Many farmers and residents in the Alberni Valley would like to see provincial government regulations changed in order to allow for on-farm slaughter of animals in the region.
There are four classes of licensing types for abattoir facilities in the province—A, B, D and E—each permitting different levels of activities.
Earlier this year, Alberni-Clayoquot Regional District (ACRD) Agriculture Support Workers launched an abattoir feasibility study to investigate the livestock production necessary to support a full abattoir facility in the Alberni Valley.
The results from the study were presented by Murray Coates, the study’s author, at a town hall style meeting on, Oct. 27.
Heather Shobe, ACRD Agriculture Support Worker, said residents in attendance at the meeting were vocal in saying that although a class A abattoir is desired, high costs to construct this class of facility made many skeptical that it may not be feasible at this time.
“The class A abattoir would cost about $548,000 based on the feasibility study. There were some concerns raised by people about that,” Shobe said. “The general sentiment that came out at the meeting was that a class A wasn’t feasible in the community at this time.”
In 2004 regulations came into place that all meat had to go through a licensed facility if it was to be sold, so the government implemented class A and B licensing. In 2009 class D and E licenses were set up which are options for people in remote communities.

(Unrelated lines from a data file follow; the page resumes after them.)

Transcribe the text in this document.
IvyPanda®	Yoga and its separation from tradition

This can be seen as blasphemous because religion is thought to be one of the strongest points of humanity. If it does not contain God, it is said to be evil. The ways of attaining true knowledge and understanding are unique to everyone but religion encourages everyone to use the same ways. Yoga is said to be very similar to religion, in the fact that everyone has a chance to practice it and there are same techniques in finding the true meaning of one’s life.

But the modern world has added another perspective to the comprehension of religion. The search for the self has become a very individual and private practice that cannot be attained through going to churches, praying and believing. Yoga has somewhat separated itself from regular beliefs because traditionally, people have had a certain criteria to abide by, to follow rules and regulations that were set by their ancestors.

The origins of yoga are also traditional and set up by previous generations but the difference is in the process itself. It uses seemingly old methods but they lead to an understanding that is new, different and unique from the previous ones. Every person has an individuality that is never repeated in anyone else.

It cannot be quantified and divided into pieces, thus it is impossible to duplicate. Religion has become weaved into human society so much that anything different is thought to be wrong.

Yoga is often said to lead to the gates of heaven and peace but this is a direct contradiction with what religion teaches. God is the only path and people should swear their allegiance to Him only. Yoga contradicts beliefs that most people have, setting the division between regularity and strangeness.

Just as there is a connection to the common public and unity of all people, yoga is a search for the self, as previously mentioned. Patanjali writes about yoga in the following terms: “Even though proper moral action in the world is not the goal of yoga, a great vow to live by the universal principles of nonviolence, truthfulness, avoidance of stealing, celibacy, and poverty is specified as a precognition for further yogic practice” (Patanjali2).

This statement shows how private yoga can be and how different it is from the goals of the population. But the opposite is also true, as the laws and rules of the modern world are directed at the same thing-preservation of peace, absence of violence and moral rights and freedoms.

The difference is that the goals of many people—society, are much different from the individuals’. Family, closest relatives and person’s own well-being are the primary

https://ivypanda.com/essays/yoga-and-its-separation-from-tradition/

A class A facility permits unlimited slaughter, cutting and wrapping of animals that can be sold to retail establishments and directly to consumers around B.C.
Class D and E abattoirs, which producers at the meeting believed could provide a more immediate and feasible solution to their current challenges, are permitted for slaughter and sales are restricted to within the regional district where produced. Currently, to be eligible for these classes, communities must be at least two hours away from a class A facility.
“For some people it does take more than two hours,” Shobe said. “Technically we’re not classed as that far away so what was coming up at the meeting was that people wanted to lobby government to look at those regulations...that was sort of the direction that we were given to pursue.”
Without an abattoir facility in the Alberni Valley, producers face issues when traveling elsewhere on the Island to slaughter their animals.
“People are waiting a long time to get their animals in [a processing facility]. There’s long transport times which is detrimental to the animals,” Shobe said.
Sixty-three farmers responded to the ACRD’s Abattoir feasibility study, 67 per cent of which said they would expand livestock production if there was a local abattoir.
Going forward, Shobe said research is required for what exactly is needed to be done to get class D and E licensed facility in the Valley.
“I’m really excited to work more with people to try and flesh this out and see what we can do. It’s very challenging making changes to government regulations but we’re not the only community that’s asking for something like this,” Shobe said.
“We really want feedback from people. It’s really important that we’re moving forward in a direction that people want to go.”